Krankheitserreger: Bestimmte Bakterien beeinflussen die Verbreitung von Legionellen
In den vergangenen Jahren wurde eine deutliche Zunahme von Legionellen-Infektionen registriert. Bei Menschen mit einem geschwächten Immunsystem können solche Erkrankungen tödlich verlaufen. Forscher haben nun einen neuen Faktor bei der Verbreitung der gefährlichen Bakterien entdeckt.
Behandlung der Erkrankung steht im Vordergrund
Bei einer bakteriellen Infektion steht zunächst immer die Behandlung der Erkrankung im Vordergrund. Doch woher kommen diese Krankheitserreger eigentlich und wo leben sie, wenn sie nicht im Zusammenhang mit einer Infektion in Erscheinung treten? Ein internationales Forscherteam um Matthias Horn vom Zentrum für Mikrobiologie und Umweltsystemwissenschaft der Universität Wien hat dies am Beispiel eines Erregers von Lungenerkrankungen untersucht. Die Ergebnisse ihrer Studie wurden in der Fachzeitschrift „mBio“ veröffentlicht.
Legionellose kann lebensbedrohlich sein
Legionella pneumophila heißt der Erreger der Legionärskrankheit (Legionellose), einer atypischen Lungenentzündung, der für gesunde Menschen eher harmlos ist.
Bei Menschen mit geschwächtem Immunsystem kann sie aber lebensbedrohlich sein, wie in einer Mitteilung erklärt wird.

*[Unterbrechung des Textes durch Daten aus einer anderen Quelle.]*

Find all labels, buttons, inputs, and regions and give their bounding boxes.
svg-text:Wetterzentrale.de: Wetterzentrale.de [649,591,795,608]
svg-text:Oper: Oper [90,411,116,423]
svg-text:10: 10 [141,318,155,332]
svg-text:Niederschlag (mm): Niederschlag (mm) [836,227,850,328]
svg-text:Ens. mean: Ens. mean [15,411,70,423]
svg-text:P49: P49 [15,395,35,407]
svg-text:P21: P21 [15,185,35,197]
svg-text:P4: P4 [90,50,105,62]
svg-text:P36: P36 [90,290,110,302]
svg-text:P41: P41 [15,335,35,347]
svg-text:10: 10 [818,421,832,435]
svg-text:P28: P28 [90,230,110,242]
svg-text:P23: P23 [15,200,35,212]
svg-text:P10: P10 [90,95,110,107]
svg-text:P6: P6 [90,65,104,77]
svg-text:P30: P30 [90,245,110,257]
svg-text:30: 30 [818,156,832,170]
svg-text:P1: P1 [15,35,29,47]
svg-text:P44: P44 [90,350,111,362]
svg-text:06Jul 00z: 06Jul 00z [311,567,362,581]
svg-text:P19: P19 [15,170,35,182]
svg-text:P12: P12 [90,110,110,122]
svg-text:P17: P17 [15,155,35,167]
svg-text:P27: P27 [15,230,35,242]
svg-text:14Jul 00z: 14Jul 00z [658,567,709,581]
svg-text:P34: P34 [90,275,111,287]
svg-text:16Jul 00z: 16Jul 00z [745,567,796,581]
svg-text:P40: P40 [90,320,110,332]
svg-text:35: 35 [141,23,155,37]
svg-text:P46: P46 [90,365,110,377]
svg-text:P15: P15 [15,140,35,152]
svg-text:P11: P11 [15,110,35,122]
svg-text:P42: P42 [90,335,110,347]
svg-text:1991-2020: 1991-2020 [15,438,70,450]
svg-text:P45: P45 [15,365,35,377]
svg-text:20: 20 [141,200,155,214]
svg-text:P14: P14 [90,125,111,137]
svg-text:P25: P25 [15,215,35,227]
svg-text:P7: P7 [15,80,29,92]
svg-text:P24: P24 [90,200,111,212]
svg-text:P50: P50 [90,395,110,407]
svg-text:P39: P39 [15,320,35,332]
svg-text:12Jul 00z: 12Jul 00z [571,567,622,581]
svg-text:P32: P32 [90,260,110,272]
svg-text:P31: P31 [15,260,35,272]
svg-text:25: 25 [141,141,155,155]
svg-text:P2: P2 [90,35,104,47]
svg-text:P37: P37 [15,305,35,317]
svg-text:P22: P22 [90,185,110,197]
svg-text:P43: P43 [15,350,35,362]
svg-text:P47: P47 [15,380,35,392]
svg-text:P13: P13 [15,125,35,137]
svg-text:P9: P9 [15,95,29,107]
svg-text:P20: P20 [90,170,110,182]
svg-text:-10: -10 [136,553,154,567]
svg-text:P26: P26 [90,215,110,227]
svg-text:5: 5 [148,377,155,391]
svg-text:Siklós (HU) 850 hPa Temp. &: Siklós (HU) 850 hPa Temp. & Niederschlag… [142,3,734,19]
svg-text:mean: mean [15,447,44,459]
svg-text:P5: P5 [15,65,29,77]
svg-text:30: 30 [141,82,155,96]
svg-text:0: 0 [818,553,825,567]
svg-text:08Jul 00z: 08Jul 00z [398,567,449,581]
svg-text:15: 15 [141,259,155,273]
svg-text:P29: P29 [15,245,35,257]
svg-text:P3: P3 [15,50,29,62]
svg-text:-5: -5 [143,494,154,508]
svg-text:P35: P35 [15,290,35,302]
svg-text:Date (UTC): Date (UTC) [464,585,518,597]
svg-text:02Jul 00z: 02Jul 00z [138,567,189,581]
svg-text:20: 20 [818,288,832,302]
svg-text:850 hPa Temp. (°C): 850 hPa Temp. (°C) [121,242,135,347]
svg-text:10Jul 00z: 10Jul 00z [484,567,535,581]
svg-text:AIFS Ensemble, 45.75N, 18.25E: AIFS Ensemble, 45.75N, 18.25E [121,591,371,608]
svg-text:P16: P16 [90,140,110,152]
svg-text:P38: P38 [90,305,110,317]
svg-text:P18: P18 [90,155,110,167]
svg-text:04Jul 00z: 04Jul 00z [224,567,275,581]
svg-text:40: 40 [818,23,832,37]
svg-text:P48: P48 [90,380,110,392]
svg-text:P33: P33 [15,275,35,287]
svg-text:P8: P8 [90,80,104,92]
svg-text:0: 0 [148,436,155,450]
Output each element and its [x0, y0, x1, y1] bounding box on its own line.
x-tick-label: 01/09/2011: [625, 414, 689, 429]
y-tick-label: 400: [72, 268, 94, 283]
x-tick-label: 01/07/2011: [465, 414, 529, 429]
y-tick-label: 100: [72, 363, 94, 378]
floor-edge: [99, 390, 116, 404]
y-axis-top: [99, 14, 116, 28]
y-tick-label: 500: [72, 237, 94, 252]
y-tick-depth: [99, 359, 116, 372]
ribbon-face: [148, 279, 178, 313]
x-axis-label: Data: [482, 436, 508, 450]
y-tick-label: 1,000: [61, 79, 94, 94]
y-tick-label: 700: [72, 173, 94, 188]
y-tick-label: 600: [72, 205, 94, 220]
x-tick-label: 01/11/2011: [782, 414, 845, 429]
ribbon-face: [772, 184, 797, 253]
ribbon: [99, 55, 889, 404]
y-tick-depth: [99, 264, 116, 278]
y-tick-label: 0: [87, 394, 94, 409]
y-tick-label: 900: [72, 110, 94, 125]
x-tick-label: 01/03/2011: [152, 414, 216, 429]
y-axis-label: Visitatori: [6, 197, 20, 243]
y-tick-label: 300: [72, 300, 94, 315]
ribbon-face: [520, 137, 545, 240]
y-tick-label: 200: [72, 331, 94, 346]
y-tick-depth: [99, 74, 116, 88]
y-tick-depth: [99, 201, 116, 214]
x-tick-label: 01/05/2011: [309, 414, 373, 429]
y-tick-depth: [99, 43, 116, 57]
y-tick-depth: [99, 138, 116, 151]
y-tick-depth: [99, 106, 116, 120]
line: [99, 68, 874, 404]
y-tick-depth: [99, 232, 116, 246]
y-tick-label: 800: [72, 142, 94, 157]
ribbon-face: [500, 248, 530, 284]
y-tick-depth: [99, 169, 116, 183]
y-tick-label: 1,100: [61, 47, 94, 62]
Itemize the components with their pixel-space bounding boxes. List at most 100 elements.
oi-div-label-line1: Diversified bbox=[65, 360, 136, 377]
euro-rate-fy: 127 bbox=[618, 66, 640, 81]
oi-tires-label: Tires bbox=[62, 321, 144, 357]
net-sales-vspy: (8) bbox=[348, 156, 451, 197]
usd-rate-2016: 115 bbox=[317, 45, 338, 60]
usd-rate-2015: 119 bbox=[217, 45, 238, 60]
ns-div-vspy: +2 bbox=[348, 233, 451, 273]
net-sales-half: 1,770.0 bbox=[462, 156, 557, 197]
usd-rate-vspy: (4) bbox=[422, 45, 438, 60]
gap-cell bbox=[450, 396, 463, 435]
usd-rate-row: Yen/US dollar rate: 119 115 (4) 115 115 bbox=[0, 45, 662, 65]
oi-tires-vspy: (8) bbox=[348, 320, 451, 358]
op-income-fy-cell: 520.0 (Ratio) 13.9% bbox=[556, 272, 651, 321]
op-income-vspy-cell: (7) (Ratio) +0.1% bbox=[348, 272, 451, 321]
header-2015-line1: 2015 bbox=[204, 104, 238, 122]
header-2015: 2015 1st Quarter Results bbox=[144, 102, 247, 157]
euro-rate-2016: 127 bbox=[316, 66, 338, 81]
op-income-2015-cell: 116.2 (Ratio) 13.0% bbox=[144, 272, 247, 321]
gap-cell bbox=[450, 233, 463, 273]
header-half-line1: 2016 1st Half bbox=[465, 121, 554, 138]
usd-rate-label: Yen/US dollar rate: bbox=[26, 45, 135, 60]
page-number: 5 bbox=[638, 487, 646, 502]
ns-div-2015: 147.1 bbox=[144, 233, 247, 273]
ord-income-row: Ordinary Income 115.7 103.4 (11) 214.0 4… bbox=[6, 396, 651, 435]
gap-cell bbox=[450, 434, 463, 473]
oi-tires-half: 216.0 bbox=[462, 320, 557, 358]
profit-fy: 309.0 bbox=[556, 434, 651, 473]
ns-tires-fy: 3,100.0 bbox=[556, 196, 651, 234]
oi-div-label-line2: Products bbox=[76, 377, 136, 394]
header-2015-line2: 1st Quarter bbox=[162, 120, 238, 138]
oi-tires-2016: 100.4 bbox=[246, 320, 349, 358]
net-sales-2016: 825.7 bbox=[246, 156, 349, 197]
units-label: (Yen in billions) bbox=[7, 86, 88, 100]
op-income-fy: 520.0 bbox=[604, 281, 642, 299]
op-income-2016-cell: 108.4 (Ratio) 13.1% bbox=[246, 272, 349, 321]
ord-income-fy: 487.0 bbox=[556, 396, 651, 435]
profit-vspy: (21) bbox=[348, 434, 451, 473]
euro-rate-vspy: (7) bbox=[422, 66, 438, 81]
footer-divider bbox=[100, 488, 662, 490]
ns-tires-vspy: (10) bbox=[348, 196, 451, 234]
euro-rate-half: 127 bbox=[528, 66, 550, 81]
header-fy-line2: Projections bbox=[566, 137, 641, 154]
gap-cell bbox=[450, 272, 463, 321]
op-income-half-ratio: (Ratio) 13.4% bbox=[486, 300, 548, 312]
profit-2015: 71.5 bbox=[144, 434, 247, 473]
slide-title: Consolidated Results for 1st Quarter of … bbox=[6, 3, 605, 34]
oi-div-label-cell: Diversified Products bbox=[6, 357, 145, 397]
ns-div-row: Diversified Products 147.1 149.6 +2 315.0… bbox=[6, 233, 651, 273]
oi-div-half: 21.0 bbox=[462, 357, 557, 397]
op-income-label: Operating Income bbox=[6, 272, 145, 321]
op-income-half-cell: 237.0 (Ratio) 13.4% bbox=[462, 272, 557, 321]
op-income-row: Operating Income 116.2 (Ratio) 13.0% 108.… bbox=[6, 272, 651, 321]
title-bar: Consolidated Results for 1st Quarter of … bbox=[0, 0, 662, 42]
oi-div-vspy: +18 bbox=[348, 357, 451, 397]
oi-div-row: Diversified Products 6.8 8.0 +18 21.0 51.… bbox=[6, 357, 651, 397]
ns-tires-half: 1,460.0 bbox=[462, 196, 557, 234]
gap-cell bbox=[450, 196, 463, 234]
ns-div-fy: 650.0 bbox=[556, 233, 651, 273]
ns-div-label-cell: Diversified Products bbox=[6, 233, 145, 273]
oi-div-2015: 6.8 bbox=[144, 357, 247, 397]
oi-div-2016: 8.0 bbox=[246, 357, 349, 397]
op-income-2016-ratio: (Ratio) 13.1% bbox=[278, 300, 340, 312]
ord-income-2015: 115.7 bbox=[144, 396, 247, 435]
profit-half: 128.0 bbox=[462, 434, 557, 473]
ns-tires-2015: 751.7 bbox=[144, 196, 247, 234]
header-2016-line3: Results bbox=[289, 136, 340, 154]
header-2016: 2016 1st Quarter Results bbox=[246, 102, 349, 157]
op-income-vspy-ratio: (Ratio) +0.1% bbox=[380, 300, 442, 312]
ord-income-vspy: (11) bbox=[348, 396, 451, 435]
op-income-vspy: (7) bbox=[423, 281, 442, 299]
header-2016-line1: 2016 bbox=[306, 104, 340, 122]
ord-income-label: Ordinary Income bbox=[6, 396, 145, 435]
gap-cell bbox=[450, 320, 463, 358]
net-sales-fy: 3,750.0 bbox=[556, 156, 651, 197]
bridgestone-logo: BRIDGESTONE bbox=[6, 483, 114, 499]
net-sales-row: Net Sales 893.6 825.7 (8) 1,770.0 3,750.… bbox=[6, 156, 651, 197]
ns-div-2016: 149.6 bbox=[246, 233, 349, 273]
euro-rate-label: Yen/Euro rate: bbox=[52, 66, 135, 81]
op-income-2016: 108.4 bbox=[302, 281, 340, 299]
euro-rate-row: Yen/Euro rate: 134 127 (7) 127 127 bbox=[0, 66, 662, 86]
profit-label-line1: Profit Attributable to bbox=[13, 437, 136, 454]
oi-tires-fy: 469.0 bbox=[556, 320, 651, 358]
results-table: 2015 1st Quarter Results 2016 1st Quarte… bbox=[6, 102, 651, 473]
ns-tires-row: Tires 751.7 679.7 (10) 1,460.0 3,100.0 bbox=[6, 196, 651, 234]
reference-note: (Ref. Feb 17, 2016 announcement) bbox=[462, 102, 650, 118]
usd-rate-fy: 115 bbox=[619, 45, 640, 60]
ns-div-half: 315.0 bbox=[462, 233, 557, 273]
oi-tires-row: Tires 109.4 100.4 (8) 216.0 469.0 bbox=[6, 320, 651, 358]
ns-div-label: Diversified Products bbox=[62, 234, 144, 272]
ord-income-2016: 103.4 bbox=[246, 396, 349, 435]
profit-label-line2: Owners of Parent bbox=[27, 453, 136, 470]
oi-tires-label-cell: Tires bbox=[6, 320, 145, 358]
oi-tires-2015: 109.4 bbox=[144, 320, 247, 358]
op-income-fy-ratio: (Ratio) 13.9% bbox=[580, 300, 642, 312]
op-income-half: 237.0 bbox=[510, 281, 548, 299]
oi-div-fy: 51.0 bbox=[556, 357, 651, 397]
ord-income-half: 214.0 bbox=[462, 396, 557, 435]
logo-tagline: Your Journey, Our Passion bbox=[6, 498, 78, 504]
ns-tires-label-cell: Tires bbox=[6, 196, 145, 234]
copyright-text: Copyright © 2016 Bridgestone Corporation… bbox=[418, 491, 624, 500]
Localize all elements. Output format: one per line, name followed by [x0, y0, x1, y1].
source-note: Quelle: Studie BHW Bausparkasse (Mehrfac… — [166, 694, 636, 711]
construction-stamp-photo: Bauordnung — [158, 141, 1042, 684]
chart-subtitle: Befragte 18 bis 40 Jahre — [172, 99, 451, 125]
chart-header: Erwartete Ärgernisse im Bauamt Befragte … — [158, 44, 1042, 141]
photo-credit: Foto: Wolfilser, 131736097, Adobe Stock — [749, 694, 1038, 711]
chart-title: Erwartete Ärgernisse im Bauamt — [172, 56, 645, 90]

Die Anzahl an Erkrankungen durch Legionellen ist in den 2000er Jahren weltweit stetig gestiegen.
„Seit Einführung der Legionellose-Meldepflicht im Jahr 2001 wurden kontinuierlich steigende Fallzahlen registriert, die sich in den vergangenen Jahren bei jährlich rund 600 Erkrankungen stabilisiert haben“, berichtet das Robert Koch-Institut (RKI).
Der letzte große Ausbruch in Europa ereignete sich im September 2018 in der italienischen Stadt Brescia. Damals erkrankten 400 Patienten an Lungenentzündung und wurden im Krankenhaus behandelt.
Mehrere Wochen krank
Bei Infizierten entwickeln sich sehr rasch Brust- und Kopfschmerzen, Husten, Schüttelfrost und hohes Fieber von 39 bis 40,5 Grad.
Es kann auch zu Benommenheit bis hin zu schweren Verwirrtheitszuständen kommen. Zudem treten gelegentlich Bauchschmerzen mit Durchfall und Erbrechen auf.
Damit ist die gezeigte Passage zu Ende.